Деда кусала змея на покосе. Его рассказ об этом случае я всегда слушал с внутренним содроганием и долго питал отвращение ко всему ползающему.

Как-то летом пришлось заночевать в верховьях Ая, у знакомого рыболова Шилова в землянке. Это пристанище с дерновой крышей, хорошо скрытое от постороннего глаза, он сделал сам, выйдя на пенсию, и проводил в нем время от первых проталин до белых мух.

При моем появлении он поднялся с лежанки:

— Уха еще горячая, ешь, да чай пей. — И снова свернулся калачиком, видно, намаялся за день.

Я похлебал ухи, напился чаю и лег рядом. Но сон, как всегда бывает при переутомлении, не шел. Казалось, лежу неудобно, искал подходящее положение, находил, но через минуту то же самое… Так ворочался, и вдруг показалось, что где-то совсем близко шелестит сухая трава. Поднял голову.

— Уж, — сонно сказал Шилов, поняв мое беспокойство.

— Что?!

— Уж, — повторил и засипел носом.

Остаток ночи я провел на берегу, так и не сомкнув глаз.

— Дурашка, — утром сказал Шилов. В руках он держал ужа. Пошел к реке, отпустил в заводь. Уж поплыл, блестя кожей на солнце, кокетливо подняв голову. «Ах, хорошо-то как!» — вздохнул старик и пожаловался:

— Все берега обтоптали, негде живому дыханию приткнуться. Вишь, присоседился. А мне что? Где молока плеснешь, где поговоришь — все не один.
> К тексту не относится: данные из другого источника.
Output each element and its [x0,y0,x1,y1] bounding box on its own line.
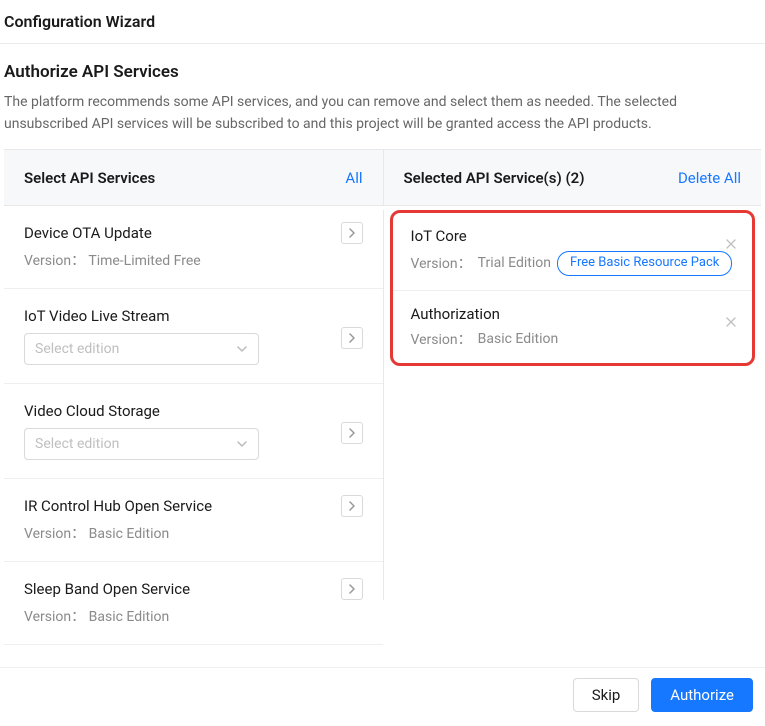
service-name: IR Control Hub Open Service [24,497,363,515]
skip-button[interactable]: Skip [573,678,640,712]
chevron-right-icon [347,333,357,343]
version-value: Basic Edition [478,331,559,347]
version-label: Version： [24,253,85,269]
add-service-button[interactable] [341,422,363,444]
page-title: Configuration Wizard [4,12,761,31]
service-item: Sleep Band Open Service Version： Basic E… [4,562,383,645]
version-value: Basic Edition [89,526,170,542]
chevron-down-icon [236,343,248,355]
add-service-button[interactable] [341,327,363,349]
section-title: Authorize API Services [4,62,761,82]
delete-all-link[interactable]: Delete All [678,169,741,187]
chevron-right-icon [347,501,357,511]
chevron-right-icon [347,228,357,238]
selected-highlight: IoT Core Version： Trial Edition Free Bas… [390,210,756,365]
chevron-right-icon [347,428,357,438]
add-service-button[interactable] [341,578,363,600]
chevron-down-icon [236,438,248,450]
version-value: Time-Limited Free [88,253,200,269]
remove-button[interactable] [722,313,740,331]
version-value: Trial Edition [478,255,551,271]
service-name: Sleep Band Open Service [24,580,363,598]
resource-pack-badge[interactable]: Free Basic Resource Pack [557,251,732,275]
version-label: Version： [24,526,85,542]
edition-select[interactable]: Select edition [24,428,259,460]
service-name: Device OTA Update [24,224,363,242]
service-item: IR Control Hub Open Service Version： Bas… [4,479,383,562]
select-placeholder: Select edition [35,341,119,357]
selected-item: IoT Core Version： Trial Edition Free Bas… [393,213,753,290]
version-label: Version： [411,253,472,273]
selected-name: Authorization [411,305,735,323]
service-item: IoT Video Live Stream Select edition [4,289,383,384]
chevron-right-icon [347,584,357,594]
panel-selected-services: Selected API Service(s) (2) Delete All I… [383,149,762,645]
select-placeholder: Select edition [35,436,119,452]
remove-button[interactable] [722,235,740,253]
add-service-button[interactable] [341,222,363,244]
available-title: Select API Services [24,169,155,187]
service-name: IoT Video Live Stream [24,307,363,325]
version-label: Version： [24,609,85,625]
version-label: Version： [411,329,472,349]
selected-name: IoT Core [411,227,735,245]
authorize-button[interactable]: Authorize [651,678,753,712]
close-icon [726,239,736,249]
version-value: Basic Edition [89,609,170,625]
service-name: Video Cloud Storage [24,402,363,420]
selected-item: Authorization Version： Basic Edition [393,291,753,363]
section-description: The platform recommends some API service… [4,92,761,135]
selected-title: Selected API Service(s) (2) [404,169,585,187]
panel-available-services: Select API Services All Device OTA Updat… [4,149,383,645]
edition-select[interactable]: Select edition [24,333,259,365]
add-service-button[interactable] [341,495,363,517]
close-icon [726,317,736,327]
service-item: Device OTA Update Version： Time-Limited … [4,206,383,289]
add-all-link[interactable]: All [345,169,362,187]
service-item: Video Cloud Storage Select edition [4,384,383,479]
В другой раз, придя к рыболову, спросил:

— Как уж поживает?

Старик поглядел на меня и промолчал. А вечером посетовал: «Прибил кто-то».

РУЖЬЕ

Пахнет пенками от топленого молока, кошмой, смольем и дегтем. Я на полу играю патронными гильзами. От них пахнет печеным яйцом, и этот запах мне весьма нравится. Рядом сидит и водит ушами Пальма.

На стене ружье. Мне страшно хочется подержать его в руках, но дед на этот счет строг:

— Нет-нет, лучше и не проси, нельзя.

Смотрю на ружье долго и впадаю в какое-то забытье. Дедушка трясет за плечо:

— Ишь, водит тебя, еще упадешь. — И снимает ружье с гвоздя.
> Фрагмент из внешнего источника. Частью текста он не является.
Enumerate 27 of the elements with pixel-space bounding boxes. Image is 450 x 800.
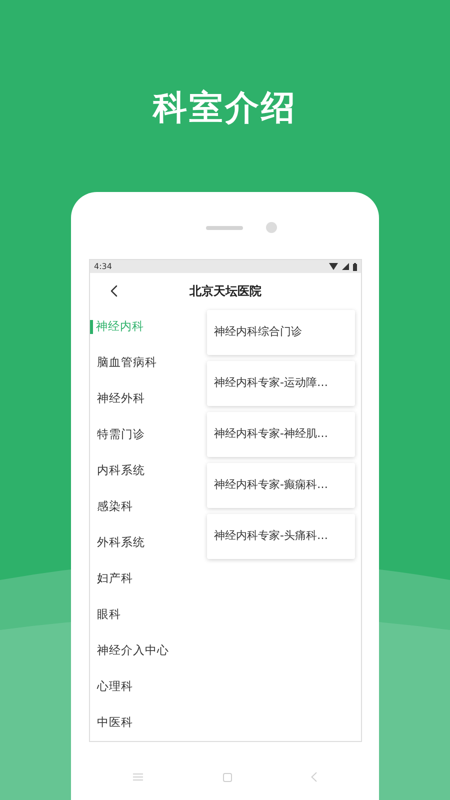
clinic-card[interactable]: 神经内科综合门诊 — [207, 310, 355, 355]
department-item[interactable]: 眼科 — [90, 597, 207, 633]
department-item[interactable]: 特需门诊 — [90, 417, 207, 453]
clinic-card[interactable]: 神经内科专家-癫痫科… — [207, 463, 355, 508]
department-item[interactable]: 神经介入中心 — [90, 633, 207, 669]
status-time: 4:34 — [94, 262, 112, 272]
selection-bar — [90, 320, 93, 334]
speaker-slot — [206, 226, 243, 230]
home-icon[interactable] — [222, 772, 232, 782]
department-item[interactable]: 内科系统 — [90, 453, 207, 489]
menu-icon[interactable] — [133, 773, 143, 781]
clinic-card[interactable]: 神经内科专家-神经肌… — [207, 412, 355, 457]
department-item[interactable]: 妇产科 — [90, 561, 207, 597]
wifi-icon — [329, 263, 338, 270]
clinic-card[interactable]: 神经内科专家-头痛科… — [207, 514, 355, 559]
department-item[interactable]: 外科系统 — [90, 525, 207, 561]
signal-icon — [342, 263, 349, 270]
back-nav-icon[interactable] — [311, 772, 317, 782]
department-item[interactable]: 神经外科 — [90, 381, 207, 417]
clinic-card[interactable]: 神经内科专家-运动障… — [207, 361, 355, 406]
header-title: 北京天坛医院 — [190, 283, 262, 300]
headline: 科室介绍 — [153, 88, 297, 128]
department-item[interactable]: 中医科 — [90, 705, 207, 741]
department-item[interactable]: 心理科 — [90, 669, 207, 705]
battery-icon — [353, 262, 357, 270]
department-item[interactable]: 脑血管病科 — [90, 345, 207, 381]
department-item[interactable]: 感染科 — [90, 489, 207, 525]
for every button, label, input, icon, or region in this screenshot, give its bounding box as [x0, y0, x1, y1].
От радости теснит в груди. Дед качает головой: «Ох, Вася, Вася…» Открываю затвор, вставляю гильзу, прицеливаюсь, воображаю себя охотником.

Вскоре эти игры перестали устраивать, я все чаще поглядывал через оконное стекло в лес. Настал день, когда дедушка и тут уступил — дал патрон. Я побежал за речку. Там на отмели бегали кулички. Целый час я ползал за ними. Они то отбегут, то перелетят, никак не могу прицелиться: то глаз затуманит, то воздуху в груди не хватает — боялся промахнуться. Но все же выстрелил — кулик упал. Принес домой, и бабушка его изжарила.

В те времена охота не была баловством. Скотину берегли к зиме, и всякая дичь была к столу добавкой.

В то лето я обежал все горы вокруг.

С тех пор через мои руки прошло немало ружей, пока последнее не зачехлил на вечное хранение. Ничего не могу сказать о них, кроме того, что хорошие, а то, первое, — берданку двадцать восьмого калибра, что висела на толстом гвозде, помню до последней царапинки. Чувствую при этом аромат гильз, кошмы, смолья и дегтя, вспоминаю дедушку, сидящим на дуплянке с конской сбруей в руках.

КОЛЕЯ

Я никогда не задумывался над тем, что делают зимой кроты. Казалось, спят где-нибудь в укромном отнорке. А тут в середине декабря спускаюсь с горы по канатной дороге и вижу — по лыжной колее кто-то бежит. На белку не похож, но и не мышь. Подхожу ближе — крот. Ах, дурашка, раздавят ведь! Непременно раздавит первый же, кого канатка потащит в гору — колея укатанная, свернуть не сможет, и погибнет. Вон уж едут…

Взял его в руки. Лапы и хоботок розовые, и сам он весь чистенький, плотненький, лоснится — мужичок и мужичок после бани, чай пить да по душам поговорить.

Перевернул его на спину — недовольно хрюкает. Совершенно удивительный зверек. А лапы! Сколько ими он земли перегребет в неустанной заботе о корме. Они напоминают мне руки моего дяди Вани. Он тридцать лет отработал канавщиком в мартене. Когда приходил летом домой из цеха и садился на порог, то опущенные руки, широкие, как лопаты, походили на лапы крота.